Other claims of real-world path dependence can only be described as fanciful. Picking up on current environmental enthusiasms, some authors have argued that if early automobile producers had chosen electrical power, electrical-propulsion systems today would be as good as internal combustion engines. Never mind that even with all of the applications of motors and batteries in the century since, and with all the advantages of digital electronic-power management systems, the most advanced electric automobiles that anyone has been able to make do not yet equal the state of the art in internal-combustion automobiles as of the early nineteen-twenties. Never mind that electric automobiles actually were commercially viable in the early stages of the industry, and that electric power has been viable the entire time in the nearby technologies of smaller industrial and recreational vehicles.

Steam power is another lamented missed opportunity in this line of utopian speculation. Never mind that in the applications in which steam has been dominant, railroads and oceangoing ships, it has gradually been eclipsed by diesel, electric, and hybrid designs. The claim that is made in these cases is that we can never know what breakthroughs might have occurred in these technologies if only they had been explored further. Such arguments are hard to disprove, but they're also hard to take seriously. There you have it. Theory tells us that path dependence is a phenomenon that is likely to afflict choices of technologies, standards, the location of industries, and so forth. Path dependence supposedly describes the technologies of modern life. One would expect an embarrassment of rich examples -- but for some reason no one can come up with any. The only examples of the phenomena that have been presented seem to be either fictitious stories or pure conjecture.

How can this be? Perhaps the theory behind all this is itself deficient.

Increasing Returns and Path Dependence

For a firm, a condition of increasing returns means that bigger is better -- the firm can produce goods at lower cost as its own output increases. Increasing returns can also be understood to occur when products become more valuable to each consumer as more consumers use the product. So, for example, in a network like the telephone system, the advantage of having a phone increases as more people get phones. This condition has been identified as a "network effect" (sometimes incorrectly called a "network externality"). For a technology, the payoffs to a user may increase as the number of other users of that technology increases. For typewriter keyboards, video recorders, microprocessors, or word processors, the advantage of using a particular design seems to increase with the number of users of that design.

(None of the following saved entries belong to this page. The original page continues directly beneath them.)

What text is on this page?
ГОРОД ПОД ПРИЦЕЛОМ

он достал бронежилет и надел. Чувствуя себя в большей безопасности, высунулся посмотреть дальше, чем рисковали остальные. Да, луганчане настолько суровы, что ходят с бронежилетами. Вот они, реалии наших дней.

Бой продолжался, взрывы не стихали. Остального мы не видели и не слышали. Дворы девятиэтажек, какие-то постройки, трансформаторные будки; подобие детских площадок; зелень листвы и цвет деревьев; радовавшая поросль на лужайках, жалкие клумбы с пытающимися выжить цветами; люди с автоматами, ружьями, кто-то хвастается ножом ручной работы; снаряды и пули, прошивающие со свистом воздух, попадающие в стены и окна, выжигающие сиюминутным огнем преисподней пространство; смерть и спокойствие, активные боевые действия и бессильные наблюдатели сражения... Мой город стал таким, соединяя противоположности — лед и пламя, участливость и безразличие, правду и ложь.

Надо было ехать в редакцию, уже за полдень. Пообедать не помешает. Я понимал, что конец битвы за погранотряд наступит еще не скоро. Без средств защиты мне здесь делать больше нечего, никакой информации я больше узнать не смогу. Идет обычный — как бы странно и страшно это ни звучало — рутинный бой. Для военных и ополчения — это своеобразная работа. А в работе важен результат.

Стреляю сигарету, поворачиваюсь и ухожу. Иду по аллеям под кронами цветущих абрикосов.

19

Arthur, Krugman, and some others argue that markets, which might have done fine at organizing the manufacture of old-technology things like steel and sailing ships, are ill suited to organizing the manufacture of new-technology items like silicon chips and software because of these network effects.

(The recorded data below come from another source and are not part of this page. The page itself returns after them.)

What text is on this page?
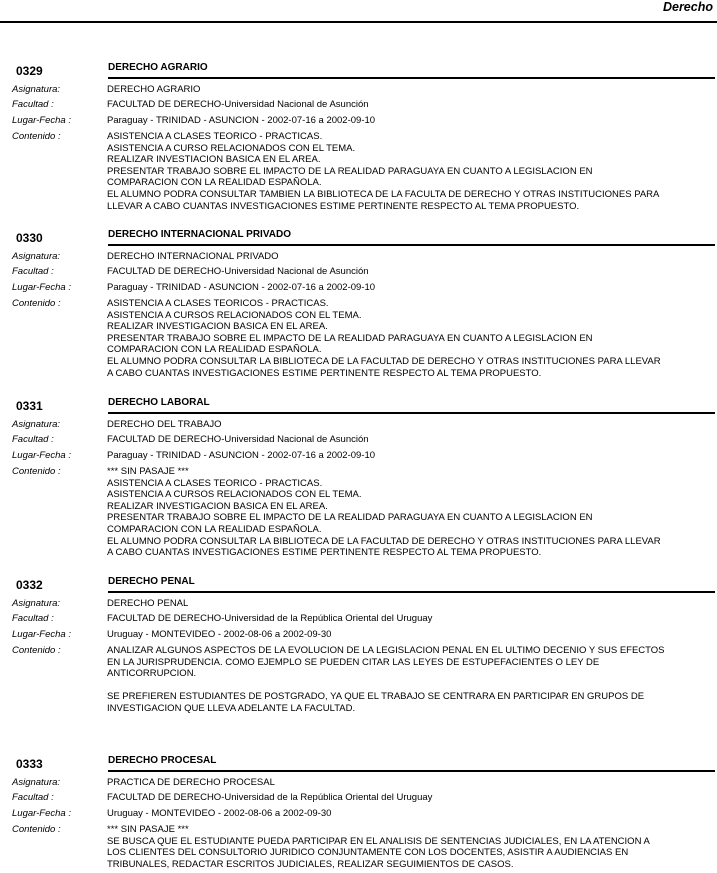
Derecho
0329	DERECHO AGRARIO
Asignatura:	DERECHO AGRARIO
Facultad :	FACULTAD DE DERECHO-Universidad Nacional de Asunción
Lugar-Fecha :	Paraguay - TRINIDAD - ASUNCION - 2002-07-16 a 2002-09-10
Contenido :	ASISTENCIA A CLASES TEORICO - PRACTICAS.
ASISTENCIA A CURSO RELACIONADOS CON EL TEMA.
REALIZAR INVESTIACION BASICA EN EL AREA.
PRESENTAR TRABAJO SOBRE EL IMPACTO DE LA REALIDAD PARAGUAYA EN CUANTO A LEGISLACION EN
COMPARACION CON LA REALIDAD ESPAÑOLA.
EL ALUMNO PODRA CONSULTAR TAMBIEN LA BIBLIOTECA DE LA FACULTA DE DERECHO Y OTRAS INSTITUCIONES PARA
LLEVAR A CABO CUANTAS INVESTIGACIONES ESTIME PERTINENTE RESPECTO AL TEMA PROPUESTO.
0330	DERECHO INTERNACIONAL PRIVADO
Asignatura:	DERECHO INTERNACIONAL PRIVADO
Facultad :	FACULTAD DE DERECHO-Universidad Nacional de Asunción
Lugar-Fecha :	Paraguay - TRINIDAD - ASUNCION - 2002-07-16 a 2002-09-10
Contenido :	ASISTENCIA A CLASES TEORICOS - PRACTICAS.
ASISTENCIA A CURSOS RELACIONADOS CON EL TEMA.
REALIZAR INVESTIGACION BASICA EN EL AREA.
PRESENTAR TRABAJO SOBRE EL IMPACTO DE LA REALIDAD PARAGUAYA EN CUANTO A LEGISLACION EN
COMPARACION CON LA REALIDAD ESPAÑOLA.
EL ALUMNO PODRA CONSULTAR LA BIBLIOTECA DE LA FACULTAD DE DERECHO Y OTRAS INSTITUCIONES PARA LLEVAR
A CABO CUANTAS INVESTIGACIONES ESTIME PERTINENTE RESPECTO AL TEMA PROPUESTO.
0331	DERECHO LABORAL
Asignatura:	DERECHO DEL TRABAJO
Facultad :	FACULTAD DE DERECHO-Universidad Nacional de Asunción
Lugar-Fecha :	Paraguay - TRINIDAD - ASUNCION - 2002-07-16 a 2002-09-10
Contenido :	*** SIN PASAJE ***
ASISTENCIA A CLASES TEORICO - PRACTICAS.
ASISTENCIA A CURSOS RELACIONADOS CON EL TEMA.
REALIZAR INVESTIGACION BASICA EN EL AREA.
PRESENTAR TRABAJO SOBRE EL IMPACTO DE LA REALIDAD PARAGUAYA EN CUANTO A LEGISLACION EN
COMPARACION CON LA REALIDAD ESPAÑOLA.
EL ALUMNO PODRA CONSULTAR LA BIBLIOTECA DE LA FACULTAD DE DERECHO Y OTRAS INSTITUCIONES PARA LLEVAR
A CABO CUANTAS INVESTIGACIONES ESTIME PERTINENTE RESPECTO AL TEMA PROPUESTO.
0332	DERECHO PENAL
Asignatura:	DERECHO PENAL
Facultad :	FACULTAD DE DERECHO-Universidad de la República Oriental del Uruguay
Lugar-Fecha :	Uruguay - MONTEVIDEO - 2002-08-06 a 2002-09-30
Contenido :	ANALIZAR ALGUNOS ASPECTOS DE LA EVOLUCION DE LA LEGISLACION PENAL EN EL ULTIMO DECENIO Y SUS EFECTOS
EN LA JURISPRUDENCIA. COMO EJEMPLO SE PUEDEN CITAR LAS LEYES DE ESTUPEFACIENTES O LEY DE
ANTICORRUPCION.
SE PREFIEREN ESTUDIANTES DE POSTGRADO, YA QUE EL TRABAJO SE CENTRARA EN PARTICIPAR EN GRUPOS DE
INVESTIGACION QUE LLEVA ADELANTE LA FACULTAD.
0333	DERECHO PROCESAL
Asignatura:	PRACTICA DE DERECHO PROCESAL
Facultad :	FACULTAD DE DERECHO-Universidad de la República Oriental del Uruguay
Lugar-Fecha :	Uruguay - MONTEVIDEO - 2002-08-06 a 2002-09-30
Contenido :	*** SIN PASAJE ***
SE BUSCA QUE EL ESTUDIANTE PUEDA PARTICIPAR EN EL ANALISIS DE SENTENCIAS JUDICIALES, EN LA ATENCION A
LOS CLIENTES DEL CONSULTORIO JURIDICO CONJUNTAMENTE CON LOS DOCENTES, ASISTIR A AUDIENCIAS EN
TRIBUNALES, REDACTAR ESCRITOS JUDICIALES, REALIZAR SEGUIMIENTOS DE CASOS.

There are problems with both parts of this argument. First let's look at the claim that new- tech goods lead to a different kind of market than old-tech goods. It's true that the past decades have seen great declines in the costs of computers, fax machines, and videotape machines, to name just a few examples. At the same time, production of these items has grown enormously. But much of this cost saving may be the result of advances in know-how, including the general state of technology, rather than an economy of scale per se. That is to say, a decline in cost is likely due to advances in technology and not increases in scale. In fact, the increase in sales is probably due to this decrease in costs, rather than the other way around. So the apparent economies to scale for firms in new-technology industries may not be a permanent condition, if they exist at all.

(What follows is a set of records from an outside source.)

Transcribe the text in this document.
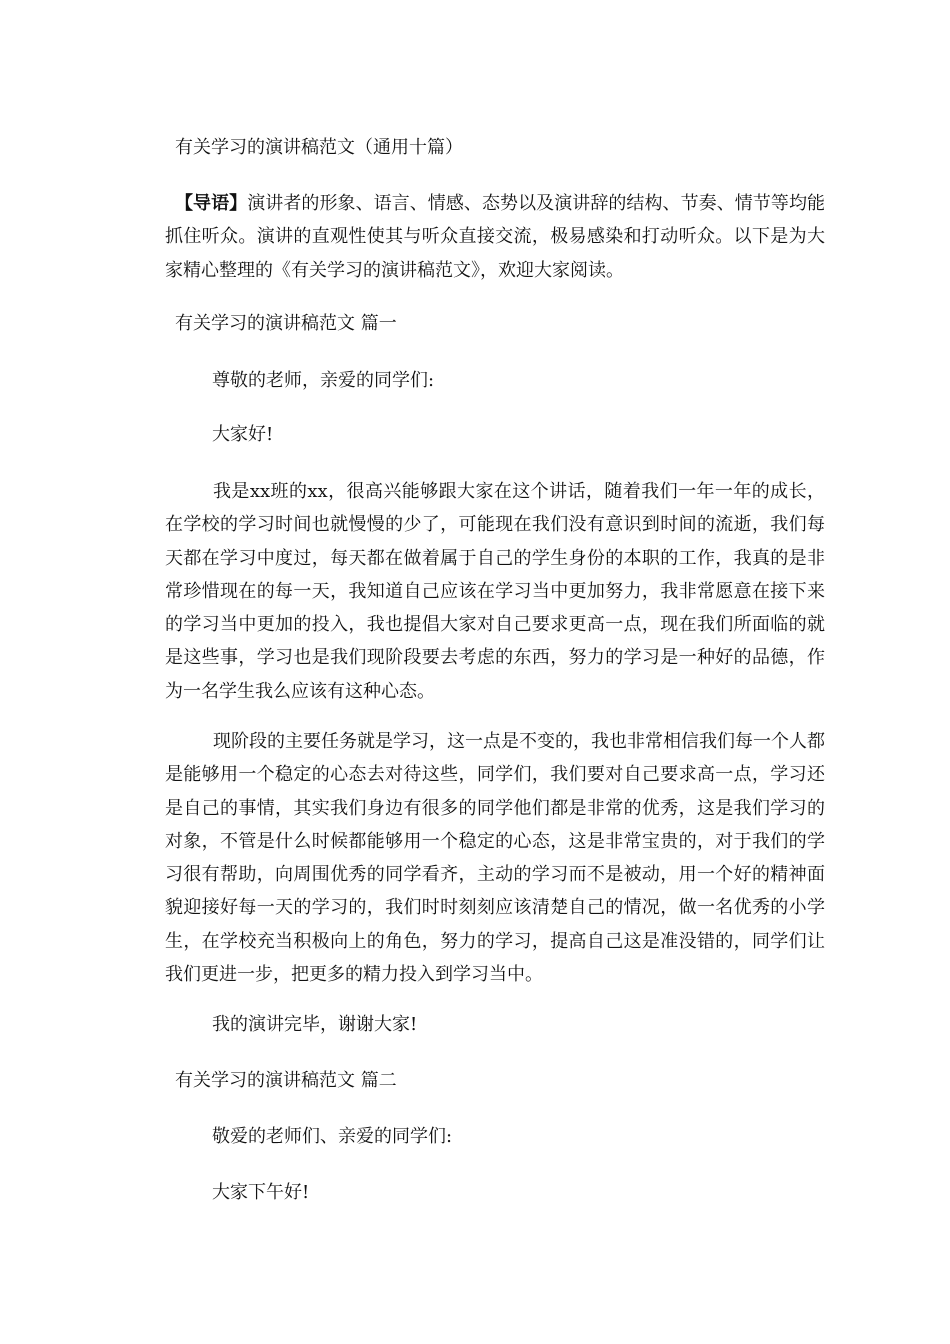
有关学习的演讲稿范文（通用十篇）
【导语】演讲者的形象、语言、情感、态势以及演讲辞的结构、节奏、情节等均能抓住听众。演讲的直观性使其与听众直接交流，极易感染和打动听众。以下是为大家精心整理的《有关学习的演讲稿范文》，欢迎大家阅读。
有关学习的演讲稿范文 篇一
尊敬的老师，亲爱的同学们:
大家好!
我是xx班的xx，很高兴能够跟大家在这个讲话，随着我们一年一年的成长，在学校的学习时间也就慢慢的少了，可能现在我们没有意识到时间的流逝，我们每天都在学习中度过，每天都在做着属于自己的学生身份的本职的工作，我真的是非常珍惜现在的每一天，我知道自己应该在学习当中更加努力，我非常愿意在接下来的学习当中更加的投入，我也提倡大家对自己要求更高一点，现在我们所面临的就是这些事，学习也是我们现阶段要去考虑的东西，努力的学习是一种好的品德，作为一名学生我么应该有这种心态。
现阶段的主要任务就是学习，这一点是不变的，我也非常相信我们每一个人都是能够用一个稳定的心态去对待这些，同学们，我们要对自己要求高一点，学习还是自己的事情，其实我们身边有很多的同学他们都是非常的优秀，这是我们学习的对象，不管是什么时候都能够用一个稳定的心态，这是非常宝贵的，对于我们的学习很有帮助，向周围优秀的同学看齐，主动的学习而不是被动，用一个好的精神面貌迎接好每一天的学习的，我们时时刻刻应该清楚自己的情况，做一名优秀的小学生，在学校充当积极向上的角色，努力的学习，提高自己这是准没错的，同学们让我们更进一步，把更多的精力投入到学习当中。
我的演讲完毕，谢谢大家!
有关学习的演讲稿范文 篇二
敬爱的老师们、亲爱的同学们:
大家下午好!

What is probably more important is that even where there are increasing returns , the theoretical argument for lock-in does not withstand careful scrutiny. Table 1 is reproduced from a 1989 paper by Brian Arthur that is often credited with starting the whole discussion. The table is the basis for an exercise that seemingly demonstrates the likelihood of unsatisfactory lock-in.

The story of the table is that there are two technologies that are in competition with each other. A would-be adopter arrives on the scene and chooses between technologies A and B. Assume for now that an adopter receives a payoff (value), as shown in the table, that is determined by the number of prior adopters of a given technology. So, for example, if there are twenty-one adopters of technology A, each would enjoy a payoff of 12. The payoffs increase with the number of adopters, consistent with models of increasing returns.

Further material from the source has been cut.